QBL’s re-entry to the ASX may be back on track, after the Federal Court said 123 separate share issues over six years weren’t invalid.

The company (ASX:QBL) has had to push back its return to market as ‘Cann Global’ three times, to December 7, after revealing that millions of shares issued between July 2013 and May 2018 needed court approval for secondary trading.

The Corporations Act allows small scale shares to be issued without disclosure, such as through a prospectus, but if the person who receives the shares wants to sell within 12 months a disclosure must be made.

It’s to avoid situations such as where a placement is made to a professional investor without disclosure and that stock is quickly offloaded into the market to retail investors who didn’t know new stock had been issued, according to law firm Steinepreis Paganin.

Not making those declarations — or ‘cleansing’ the shares of any restrictions — can mean suspension from the ASX potentially for long periods of time.

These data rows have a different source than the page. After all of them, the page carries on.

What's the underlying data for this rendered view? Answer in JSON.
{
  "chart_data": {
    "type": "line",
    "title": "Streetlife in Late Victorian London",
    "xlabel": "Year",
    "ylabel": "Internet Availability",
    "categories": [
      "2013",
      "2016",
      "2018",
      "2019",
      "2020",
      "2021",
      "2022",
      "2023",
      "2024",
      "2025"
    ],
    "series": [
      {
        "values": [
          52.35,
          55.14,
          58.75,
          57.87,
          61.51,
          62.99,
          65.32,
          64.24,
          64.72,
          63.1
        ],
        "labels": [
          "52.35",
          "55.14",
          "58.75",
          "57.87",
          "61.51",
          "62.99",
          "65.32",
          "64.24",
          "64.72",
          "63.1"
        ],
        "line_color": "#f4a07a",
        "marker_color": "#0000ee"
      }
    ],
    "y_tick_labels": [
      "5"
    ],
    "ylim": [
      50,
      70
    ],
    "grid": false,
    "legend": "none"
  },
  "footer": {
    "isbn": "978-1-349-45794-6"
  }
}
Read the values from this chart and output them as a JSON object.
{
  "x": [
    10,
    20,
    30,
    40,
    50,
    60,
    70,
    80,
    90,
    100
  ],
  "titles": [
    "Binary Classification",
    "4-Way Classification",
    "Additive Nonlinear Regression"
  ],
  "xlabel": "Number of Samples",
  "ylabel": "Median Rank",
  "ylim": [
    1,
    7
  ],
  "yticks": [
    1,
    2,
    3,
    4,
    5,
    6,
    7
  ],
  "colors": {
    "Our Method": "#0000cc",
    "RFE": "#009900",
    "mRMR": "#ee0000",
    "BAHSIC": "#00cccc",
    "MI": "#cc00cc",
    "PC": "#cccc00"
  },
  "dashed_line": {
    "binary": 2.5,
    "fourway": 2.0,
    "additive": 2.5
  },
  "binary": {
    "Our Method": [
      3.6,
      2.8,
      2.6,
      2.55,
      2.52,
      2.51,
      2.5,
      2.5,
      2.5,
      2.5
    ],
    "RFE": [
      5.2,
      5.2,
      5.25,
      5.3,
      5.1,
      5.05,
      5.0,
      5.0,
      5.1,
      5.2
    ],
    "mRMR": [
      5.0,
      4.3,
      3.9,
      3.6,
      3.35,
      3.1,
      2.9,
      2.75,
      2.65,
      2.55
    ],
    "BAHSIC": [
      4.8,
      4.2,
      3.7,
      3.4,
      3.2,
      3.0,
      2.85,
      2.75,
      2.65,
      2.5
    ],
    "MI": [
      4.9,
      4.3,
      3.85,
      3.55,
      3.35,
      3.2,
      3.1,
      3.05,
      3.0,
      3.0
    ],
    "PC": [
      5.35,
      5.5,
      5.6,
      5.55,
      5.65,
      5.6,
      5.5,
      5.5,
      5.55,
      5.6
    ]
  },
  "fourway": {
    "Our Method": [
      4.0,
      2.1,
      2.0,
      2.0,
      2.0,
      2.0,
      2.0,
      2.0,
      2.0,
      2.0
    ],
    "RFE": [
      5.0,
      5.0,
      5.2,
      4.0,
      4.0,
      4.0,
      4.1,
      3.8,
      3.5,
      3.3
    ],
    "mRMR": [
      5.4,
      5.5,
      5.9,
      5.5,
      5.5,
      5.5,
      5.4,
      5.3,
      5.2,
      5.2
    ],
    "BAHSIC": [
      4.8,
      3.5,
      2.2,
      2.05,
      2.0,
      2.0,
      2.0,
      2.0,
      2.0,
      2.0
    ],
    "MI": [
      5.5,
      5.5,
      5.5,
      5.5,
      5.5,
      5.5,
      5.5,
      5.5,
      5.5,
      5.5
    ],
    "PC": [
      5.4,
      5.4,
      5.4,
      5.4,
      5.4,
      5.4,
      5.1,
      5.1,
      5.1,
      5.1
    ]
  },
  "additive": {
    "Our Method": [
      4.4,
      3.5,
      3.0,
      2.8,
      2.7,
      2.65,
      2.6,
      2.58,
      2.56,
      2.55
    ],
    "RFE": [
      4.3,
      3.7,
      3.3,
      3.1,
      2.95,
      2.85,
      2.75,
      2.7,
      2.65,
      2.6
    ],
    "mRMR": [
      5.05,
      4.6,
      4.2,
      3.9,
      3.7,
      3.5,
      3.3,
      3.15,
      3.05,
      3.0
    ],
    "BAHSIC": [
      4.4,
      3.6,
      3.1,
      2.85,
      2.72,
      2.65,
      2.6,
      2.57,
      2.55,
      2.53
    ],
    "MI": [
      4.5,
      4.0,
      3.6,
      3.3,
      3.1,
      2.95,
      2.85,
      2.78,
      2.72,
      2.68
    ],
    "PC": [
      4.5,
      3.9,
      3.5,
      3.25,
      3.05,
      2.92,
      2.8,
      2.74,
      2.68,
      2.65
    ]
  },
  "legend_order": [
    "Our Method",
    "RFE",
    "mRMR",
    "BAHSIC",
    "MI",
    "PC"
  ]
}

The Federal Court in Western Australia issued an order that trading in those shares were not invalid just because the sellers had failed to issue disclosure notices as per the Corporations Act.

It also issued an order cleansing securities that were issued or sold without disclosure notices, so they can be freely tradeable.

The company has been suspended from trading since July 30 while it seeks to recomply with ASX rules, as it switches from bauxite explorer to cannabis company.